ポジティブな特徴(強み)
AJ Griffinは、Duke大学を1年で去り2022年NBAドラフト全体16位でAtlanta Hawksに指名された、6-6/220lbs (198cm/100kg) というウイングとして理想的な体格を備えたコンボフォワードである。最大の武器はジャンプシュートのメカニクスであり、キャッチから最短距離で高い放出点へボールを運ぶコンパクトかつクイックなリリースを持つ。足元がセットされたはもちろん、アークに沿ってスライドしながらのリロケーション・キャッチ&シュートも高い再現性でこなせる点が、高校時代から一貫して評価されてきた資質である。
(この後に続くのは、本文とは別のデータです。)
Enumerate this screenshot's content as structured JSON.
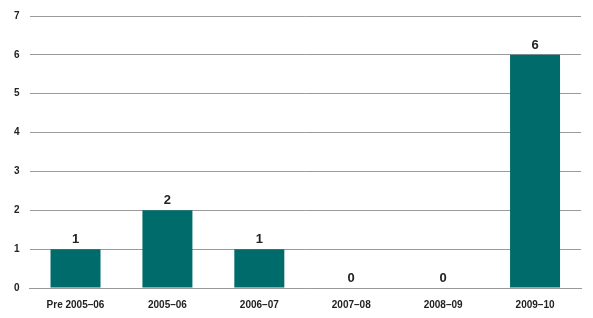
{
  "chart_data": {
    "type": "bar",
    "categories": [
      "Pre 2005–06",
      "2005–06",
      "2006–07",
      "2007–08",
      "2008–09",
      "2009–10"
    ],
    "values": [
      1,
      2,
      1,
      0,
      0,
      6
    ],
    "color": "#006b6b",
    "ylim": [
      0,
      7
    ],
    "yticks": [
      0,
      1,
      2,
      3,
      4,
      5,
      6,
      7
    ],
    "grid": true,
    "data_labels": true
  }
}
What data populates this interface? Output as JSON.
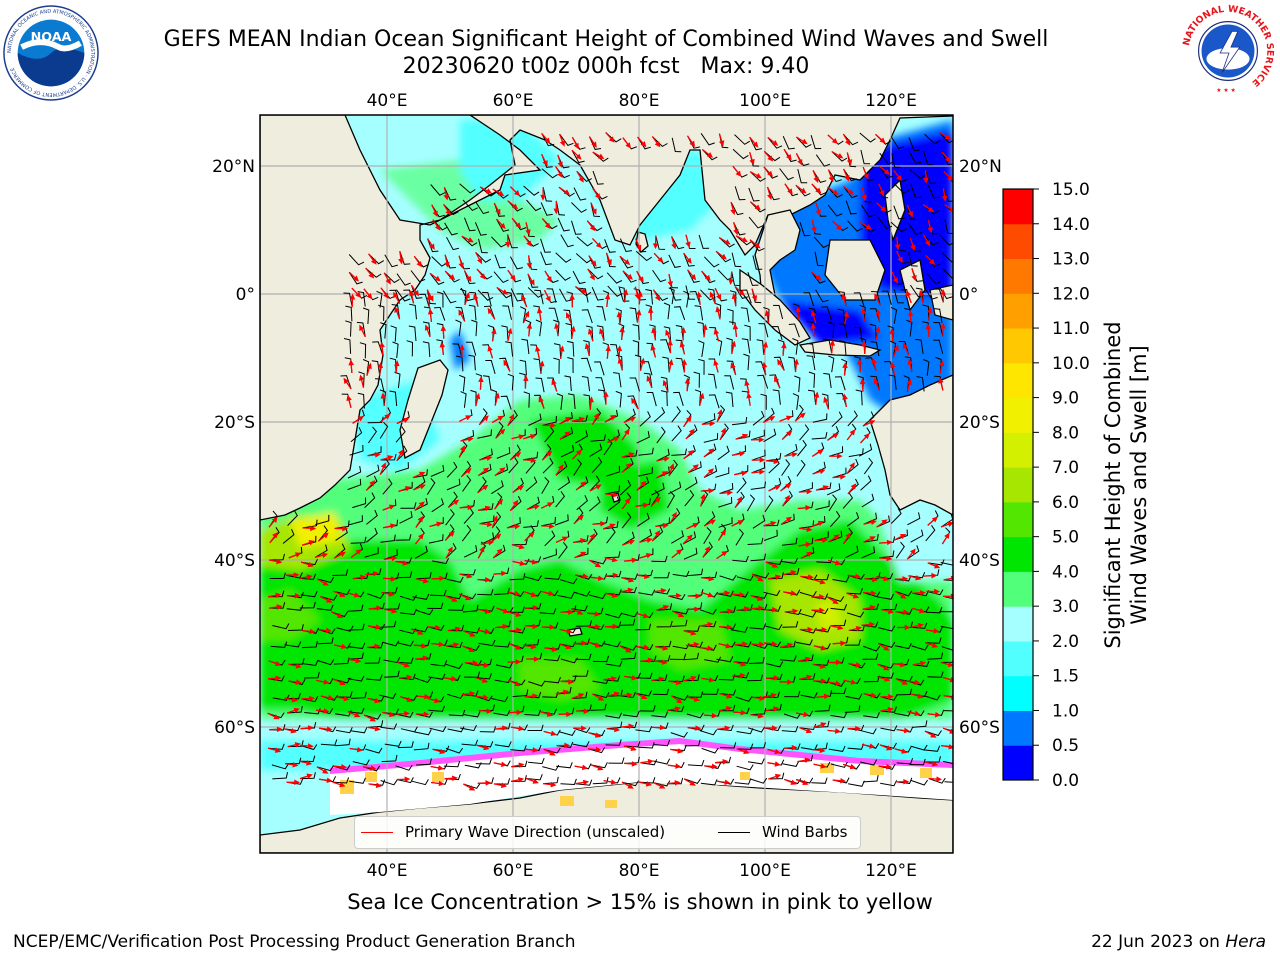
{
  "title": {
    "line1": "GEFS MEAN Indian Ocean Significant Height of Combined Wind Waves and Swell",
    "line2": "20230620 t00z 000h fcst   Max: 9.40"
  },
  "logos": {
    "noaa_text": "NOAA",
    "noaa_ring": "NATIONAL OCEANIC AND ATMOSPHERIC ADMINISTRATION · U.S. DEPARTMENT OF COMMERCE",
    "nws_ring": "NATIONAL WEATHER SERVICE"
  },
  "map": {
    "lon_labels": [
      "40°E",
      "60°E",
      "80°E",
      "100°E",
      "120°E"
    ],
    "lat_labels": [
      "20°N",
      "0°",
      "20°S",
      "40°S",
      "60°S"
    ],
    "colors": {
      "land": "#efedde",
      "ice_pink": "#ff55ff",
      "ice_yellow": "#ffd24a",
      "ice_white": "#ffffff",
      "wave_arrow": "#ff0000",
      "wind_barb": "#000000"
    }
  },
  "colorbar": {
    "label_line1": "Significant Height of Combined",
    "label_line2": "Wind Waves and Swell [m]",
    "ticks": [
      "0.0",
      "0.5",
      "1.0",
      "1.5",
      "2.0",
      "3.0",
      "4.0",
      "5.0",
      "6.0",
      "7.0",
      "8.0",
      "9.0",
      "10.0",
      "11.0",
      "12.0",
      "13.0",
      "14.0",
      "15.0"
    ],
    "colors": [
      "#0000ff",
      "#0078ff",
      "#00ffff",
      "#52ffff",
      "#a6ffff",
      "#52ff7a",
      "#00e600",
      "#52e600",
      "#a6e600",
      "#d2f000",
      "#f0f000",
      "#ffe600",
      "#ffc800",
      "#ffa000",
      "#ff7800",
      "#ff4b00",
      "#ff0000"
    ]
  },
  "legend": {
    "wave_label": "Primary Wave Direction (unscaled)",
    "wind_label": "Wind Barbs"
  },
  "caption": "Sea Ice Concentration > 15% is shown in pink to yellow",
  "footer": {
    "left": "NCEP/EMC/Verification Post Processing Product Generation Branch",
    "date": "22 Jun 2023 on ",
    "host": "Hera"
  }
}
ルーキーイヤーとなった2022-23シーズンには、Atlanta Hawksのローテーションウイングとして早期に定着した。Trae Youngのピック&ロールからのドライブ&キックで生まれるコーナー/ウイングのオープンスリーを沈めるフロアスペーサーとして機能し、1巡目16位という指名順位に見合う即戦力性を示している。220lbsという体重はウイングとしては十分に厚く、フォワードとマッチアップしてもポストで簡単に押し込まれない体幹の強さを備えていた点も、ドラフト時点で評価されたフィジカル面の強みである。
NBAでの最終シーズンとなった2023-24シーズンの数字においても、TOV% (ターンオーバー率) は10.5%と評価基準上「平均以上」の帯に収まっており、オフボール主体で受け手に徹する役割の中で不用意なボールロストを持ち込まなかった点は数字上の美点である。同シーズンのFT% (フリースロー成功率) も100%(FTA (フリースロー試投数) 0.1本/試合という極小サンプルではあるが)を記録しており、ライン上でのタッチそのものは保たれていた。